Jack Schlossberg, JFK’s grandson, found Julia Fox’s Jackie Kennedy assassination dress costume disgusting, desperate and dangerous. I have to agree with him here.

Then I remembered a friend who made a joke about the Lincoln assassination, something akin to other than that Mrs. Lincoln how was the show which my 17 year old self thought was hilarious. I can remember being told a joke about Jesus’ crucifixion (Peter, Peter, I can see your house from here)*. A joke about Jesus’ death, for Christ’s sake. I found it quite funny. I think I even told my Dad.

So are Schlossberg and I being a bit too sensitive. The problem is, I believe, I was alive when John Kennedy was shot. It was one of my first vivid memories. I can remember where I was, the weather that day, what Sister Anthony said when she entered the room with the news. The memory of his death has stuck with me.

For Julia Fox, age 35, John Kennedy is just a history lesson. He probably is a history lesson for her parents. This is how long John Kennedy has been dead. When can you start making jokes about the Kennedy Assassination? Well, now, apparently, but you run the risk of offending some of the old timers who remember the event.

  • let me know if you want to know the whole joke but I think you can guess from the punchline I left.

Benedict Cumberbatch and Olivia Coleman have a new movie out called the Roses. In the movie, there is a scene where Cumberbatch’s character gives Coleman’s character a food she is allergic to and then refuses to give her her epipen when she reacts until she signs their divorce papers. Apparently the Natasha Allergy Research Foundation is upset because depriving someone of their epipen while having an allergic reaction just isn’t funny. This seems like another mountain out of a mole hill situation. The movie is a satire on how divorce proceedings get out of hand and the terrible things that people might do to gain an advantage.

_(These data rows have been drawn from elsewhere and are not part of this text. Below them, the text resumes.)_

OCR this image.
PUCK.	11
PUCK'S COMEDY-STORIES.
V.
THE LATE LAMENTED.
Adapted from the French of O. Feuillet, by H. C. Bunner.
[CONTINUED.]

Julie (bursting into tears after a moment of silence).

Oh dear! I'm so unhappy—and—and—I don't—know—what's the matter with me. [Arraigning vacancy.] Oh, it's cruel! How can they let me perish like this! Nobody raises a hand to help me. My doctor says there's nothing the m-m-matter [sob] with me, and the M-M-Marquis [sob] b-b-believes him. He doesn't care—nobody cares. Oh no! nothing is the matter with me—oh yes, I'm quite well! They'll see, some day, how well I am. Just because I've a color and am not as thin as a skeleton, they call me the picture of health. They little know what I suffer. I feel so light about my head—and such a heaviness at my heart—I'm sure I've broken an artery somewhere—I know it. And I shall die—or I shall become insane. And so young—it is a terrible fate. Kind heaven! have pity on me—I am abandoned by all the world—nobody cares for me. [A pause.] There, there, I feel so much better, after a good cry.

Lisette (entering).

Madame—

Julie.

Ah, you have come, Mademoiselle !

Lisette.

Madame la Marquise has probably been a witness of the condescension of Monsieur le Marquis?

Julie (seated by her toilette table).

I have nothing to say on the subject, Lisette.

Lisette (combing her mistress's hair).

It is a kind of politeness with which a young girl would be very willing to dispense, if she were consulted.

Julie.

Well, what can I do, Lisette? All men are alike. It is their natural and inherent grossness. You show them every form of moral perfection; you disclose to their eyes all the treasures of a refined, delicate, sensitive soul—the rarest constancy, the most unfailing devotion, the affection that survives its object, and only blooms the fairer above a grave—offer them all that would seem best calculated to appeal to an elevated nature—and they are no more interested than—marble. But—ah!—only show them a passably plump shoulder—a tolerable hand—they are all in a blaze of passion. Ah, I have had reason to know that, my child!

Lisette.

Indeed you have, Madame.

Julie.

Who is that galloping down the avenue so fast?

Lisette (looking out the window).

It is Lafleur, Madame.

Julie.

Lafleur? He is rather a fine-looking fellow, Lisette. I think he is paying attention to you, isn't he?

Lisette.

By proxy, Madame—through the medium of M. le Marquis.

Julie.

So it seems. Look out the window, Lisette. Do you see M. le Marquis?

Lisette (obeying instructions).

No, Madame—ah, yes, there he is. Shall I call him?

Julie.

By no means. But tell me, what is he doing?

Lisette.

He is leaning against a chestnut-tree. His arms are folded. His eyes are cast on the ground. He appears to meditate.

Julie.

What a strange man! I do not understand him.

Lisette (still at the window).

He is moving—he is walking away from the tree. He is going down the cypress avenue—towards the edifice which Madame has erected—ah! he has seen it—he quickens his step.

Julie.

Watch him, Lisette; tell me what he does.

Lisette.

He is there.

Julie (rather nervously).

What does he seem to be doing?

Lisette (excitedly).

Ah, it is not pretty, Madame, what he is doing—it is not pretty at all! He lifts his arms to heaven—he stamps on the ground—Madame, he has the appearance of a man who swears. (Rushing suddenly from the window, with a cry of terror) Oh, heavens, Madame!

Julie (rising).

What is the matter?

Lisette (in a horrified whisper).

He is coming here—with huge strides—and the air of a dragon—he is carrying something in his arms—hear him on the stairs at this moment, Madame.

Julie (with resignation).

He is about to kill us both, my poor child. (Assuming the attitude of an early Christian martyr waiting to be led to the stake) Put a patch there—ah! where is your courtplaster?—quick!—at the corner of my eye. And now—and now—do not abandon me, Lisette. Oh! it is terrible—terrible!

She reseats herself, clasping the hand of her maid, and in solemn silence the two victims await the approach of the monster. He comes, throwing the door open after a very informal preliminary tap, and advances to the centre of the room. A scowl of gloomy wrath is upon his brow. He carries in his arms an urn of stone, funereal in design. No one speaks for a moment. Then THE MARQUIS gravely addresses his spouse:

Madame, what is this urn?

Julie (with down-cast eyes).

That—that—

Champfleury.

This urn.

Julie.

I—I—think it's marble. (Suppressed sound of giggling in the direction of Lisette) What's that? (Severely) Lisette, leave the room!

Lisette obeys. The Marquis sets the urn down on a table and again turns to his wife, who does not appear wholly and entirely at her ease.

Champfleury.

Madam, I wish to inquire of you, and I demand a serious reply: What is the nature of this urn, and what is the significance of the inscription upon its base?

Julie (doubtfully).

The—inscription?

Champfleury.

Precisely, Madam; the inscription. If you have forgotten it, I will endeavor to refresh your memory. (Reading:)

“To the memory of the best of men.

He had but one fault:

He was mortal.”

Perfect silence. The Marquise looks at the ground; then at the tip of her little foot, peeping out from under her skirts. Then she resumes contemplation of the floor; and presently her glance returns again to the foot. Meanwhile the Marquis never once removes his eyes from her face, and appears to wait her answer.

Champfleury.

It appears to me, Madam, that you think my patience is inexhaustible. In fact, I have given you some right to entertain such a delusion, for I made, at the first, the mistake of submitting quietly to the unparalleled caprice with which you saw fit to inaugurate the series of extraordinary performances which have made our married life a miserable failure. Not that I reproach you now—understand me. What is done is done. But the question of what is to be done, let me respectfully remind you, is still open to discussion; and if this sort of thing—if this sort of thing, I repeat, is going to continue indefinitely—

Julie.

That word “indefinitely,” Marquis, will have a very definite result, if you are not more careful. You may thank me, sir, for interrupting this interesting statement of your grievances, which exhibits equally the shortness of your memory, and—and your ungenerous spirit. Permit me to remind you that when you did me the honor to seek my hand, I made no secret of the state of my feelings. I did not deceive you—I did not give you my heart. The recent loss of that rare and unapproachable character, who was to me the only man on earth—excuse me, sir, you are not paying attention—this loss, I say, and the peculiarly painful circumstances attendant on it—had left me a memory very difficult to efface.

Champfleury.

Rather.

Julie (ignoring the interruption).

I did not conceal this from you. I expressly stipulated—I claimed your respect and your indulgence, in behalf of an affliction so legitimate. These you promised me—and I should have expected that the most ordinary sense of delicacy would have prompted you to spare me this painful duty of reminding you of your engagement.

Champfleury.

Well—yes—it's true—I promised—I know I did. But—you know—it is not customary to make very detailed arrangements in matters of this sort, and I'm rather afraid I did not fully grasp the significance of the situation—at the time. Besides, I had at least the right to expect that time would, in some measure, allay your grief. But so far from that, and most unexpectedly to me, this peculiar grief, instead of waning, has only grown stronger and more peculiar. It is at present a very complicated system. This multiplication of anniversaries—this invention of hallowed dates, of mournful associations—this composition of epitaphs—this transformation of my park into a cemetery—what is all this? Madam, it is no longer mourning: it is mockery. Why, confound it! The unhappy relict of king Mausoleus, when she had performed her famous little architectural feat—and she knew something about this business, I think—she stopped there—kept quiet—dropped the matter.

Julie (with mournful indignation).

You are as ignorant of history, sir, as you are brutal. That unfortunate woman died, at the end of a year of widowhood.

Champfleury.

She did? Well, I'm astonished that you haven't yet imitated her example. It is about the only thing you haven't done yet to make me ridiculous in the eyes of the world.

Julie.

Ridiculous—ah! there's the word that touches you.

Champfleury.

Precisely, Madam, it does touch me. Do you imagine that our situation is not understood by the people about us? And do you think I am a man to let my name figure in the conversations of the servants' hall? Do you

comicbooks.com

The movie wasn’t endorsing murder by epipen as much as pointing out the potentially horrible things a desperate person might do who finds themselves in a messy divorce. Withholding an epipen to someone who needs it to fits nicely into one of those potential horrible things. There are thousands of ways this might be done. Would it be any funnier if he was holding a gun to her head?

And I am pretty sure I have seen it before in movies and in television without comment. It is in fact an ingenious way to murder someone. Why then has the Natasha Allergy Foundation got their panties in a twist over this is a bit of mystery until I read that the movie had lukewarm reviews and weak box office.

Then the light bulb went off over my head, this is just a PR trick to get the movie into the headlines. Nobody is really mad at all. Now I have no proof whatsoever regarding my speculation but it is the only thing that makes sense. It is a movie after all, a movie where people do outrageous things, depriving a person having an allergic reaction of their epipen is outrageous and wrong but it also fits right into the movie being made.

I am betting there is no there there but kudos to the movie’s marketing department for keeping it in the headlines.